4. Delete the snapshot: 
# cinder snapshot-delete 84c59525-63a9-4ebb-9125-e26e97bc1f51
# cinder snapshot-list
+--------------------------------------+--------------------------------------+----------------+------------------------------+------+
|                  ID                  |              Volume ID               |     Status     |         Display Name         | Size |
+--------------------------------------+--------------------------------------+----------------+------------------------------+------+
| 84c59525-63a9-4ebb-9125-e26e97bc1f51 | 83fc7617-7a95-4c6b-b631-28bbf991c120 |    deleting    | snapshot for verify_bug_snap |  30  |
+--------------------------------------+--------------------------------------+----------------+------------------------------+------+


Version-Release number of selected component (if applicable):
python-novaclient-2.15.0-2.el6ost.noarch
python-nova-2013.2.1-2.el6ost.noarch
openstack-nova-compute-2013.2.1-2.el6ost.noarch
openstack-nova-common-2013.2.1-2.el6ost.noarch
libvirt-client-0.10.2-29.el6_5.2.x86_64
libvirt-0.10.2-29.el6_5.2.x86_64
libvirt-python-0.10.2-29.el6_5.2.x86_64
python-cinderclient-1.0.7-2.el6ost.noarch
openstack-cinder-2013.2.1-5.el6ost.noarch
python-cinder-2013.2.1-5.el6ost.noarch

How reproducible:
100%

Steps to Reproduce:
1. Create a volume from an image
2. Boot an instance from the volume
3. Create a snapshot from the instance.
4. Delete the snapshot

Actual results:
The snapshot deletion is stuck, and if interrupted it moves to error, thus the user can't delete the volume, as well.

Expected results:
The user can delete the snapshot.

Additional info:

the cinder & compute logs are attached.

Comment 2 Yogev Rabl 2014-01-21 12:55:03 UTC

This bug blocks the following bugs:
https://bugzilla.redhat.com/show_bug.cgi?id=1033652
https://bugzilla.redhat.com/show_bug.cgi?id=1040711

Comment 3 Eric Harney 2014-01-21 18:57:22 UTC

The basic problem here is that Cinder has a fixed time out when waiting for snapshot_delete operations on the Nova side to complete.  If they take too long (even when things are functioning correctly) Cinder will prematurely fail the operation.

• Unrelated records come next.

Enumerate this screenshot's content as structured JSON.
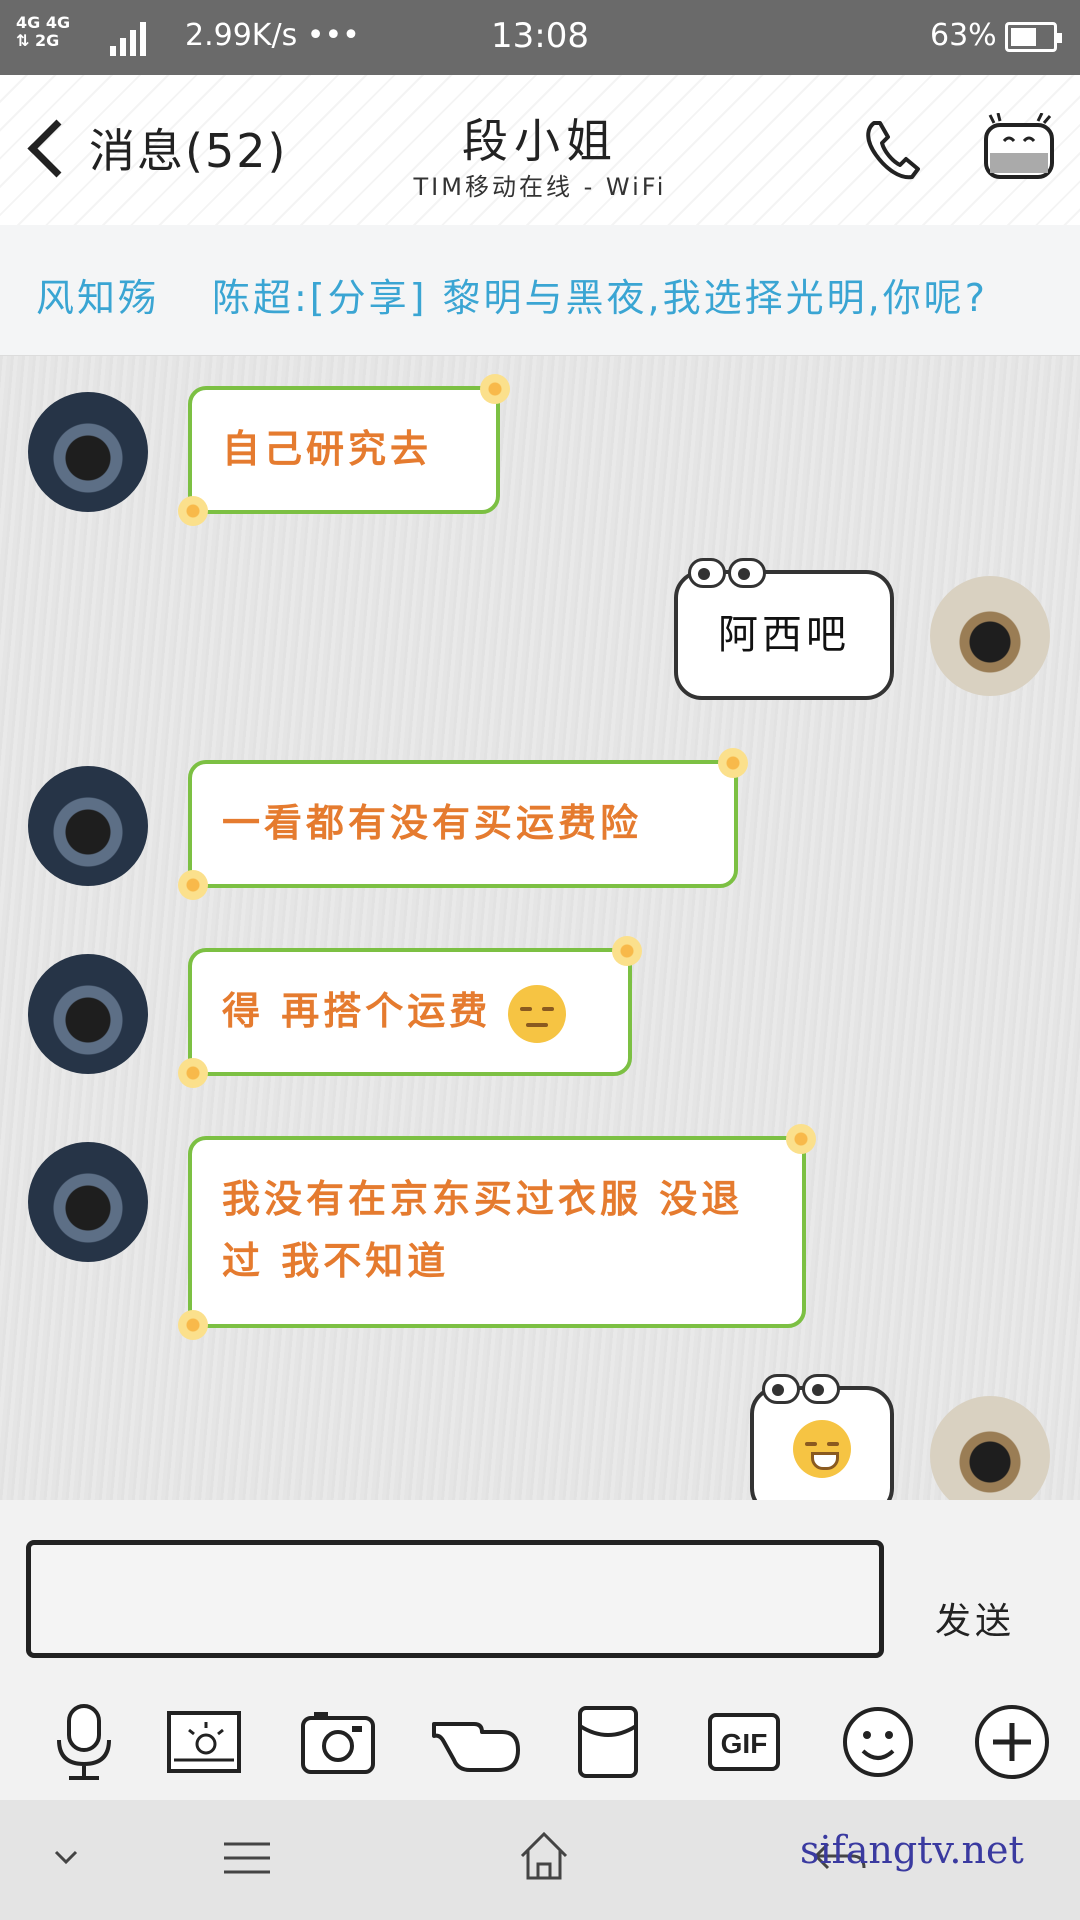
{
  "status_bar": {
    "signal": "4G 4G \n⇅ 2G",
    "network_2g": "2G",
    "speed": "2.99K/s •••",
    "time": "13:08",
    "battery_percent": "63%",
    "battery_level": 0.63
  },
  "header": {
    "back_label": "消息(52)",
    "title": "段小姐",
    "subtitle": "TIM移动在线 - WiFi"
  },
  "notice": {
    "group": "风知殇",
    "message": "陈超:[分享] 黎明与黑夜,我选择光明,你呢?"
  },
  "messages": [
    {
      "side": "in",
      "text": "自己研究去"
    },
    {
      "side": "out",
      "text": "阿西吧"
    },
    {
      "side": "in",
      "text": "一看都有没有买运费险"
    },
    {
      "side": "in",
      "text": "得 再搭个运费",
      "emoji": "pensive-face-emoji"
    },
    {
      "side": "in",
      "text": "我没有在京东买过衣服 没退过 我不知道"
    },
    {
      "side": "out",
      "text": "",
      "emoji": "grinning-face-emoji"
    }
  ],
  "input": {
    "value": "",
    "send_label": "发送"
  },
  "toolbar": [
    {
      "icon": "microphone-icon"
    },
    {
      "icon": "image-icon"
    },
    {
      "icon": "camera-icon"
    },
    {
      "icon": "poke-hand-icon"
    },
    {
      "icon": "red-packet-icon"
    },
    {
      "icon": "gif-icon",
      "label": "GIF"
    },
    {
      "icon": "emoji-icon"
    },
    {
      "icon": "plus-icon"
    }
  ],
  "nav": {
    "watermark": "sifangtv.net"
  },
  "colors": {
    "status_bar": "#6a6a6a",
    "notice_text": "#3aa5d3",
    "incoming_text": "#e57b2f",
    "incoming_border": "#7cc043"
  }
}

To fix this, we need to have Nova send back updates of job percent complete while the block job is in-progress.  Cinder can then reset its timeout window based on these updates.  (This should be doable without changing how the APIs work between Cinder and Nova today.)


For testing in the meantime:
The longest operations are when deleting the only snapshot that exists, because in that case the whole base disk image has to be copied into the snapshot file.  Deletions of snapshots when other snapshots exist should be much quicker, which will let you avoid this bug while testing other pieces of this feature.

Comment 5 Dafna Ron 2014-05-27 11:24:13 UTC

*** Bug 1101504 has been marked as a duplicate of this bug. ***

Comment 8 Sean Cohen 2014-10-09 13:27:29 UTC

This likely indicates using a version of libvirt which had known bugs in it in this area. Closing pending further info on reproduction.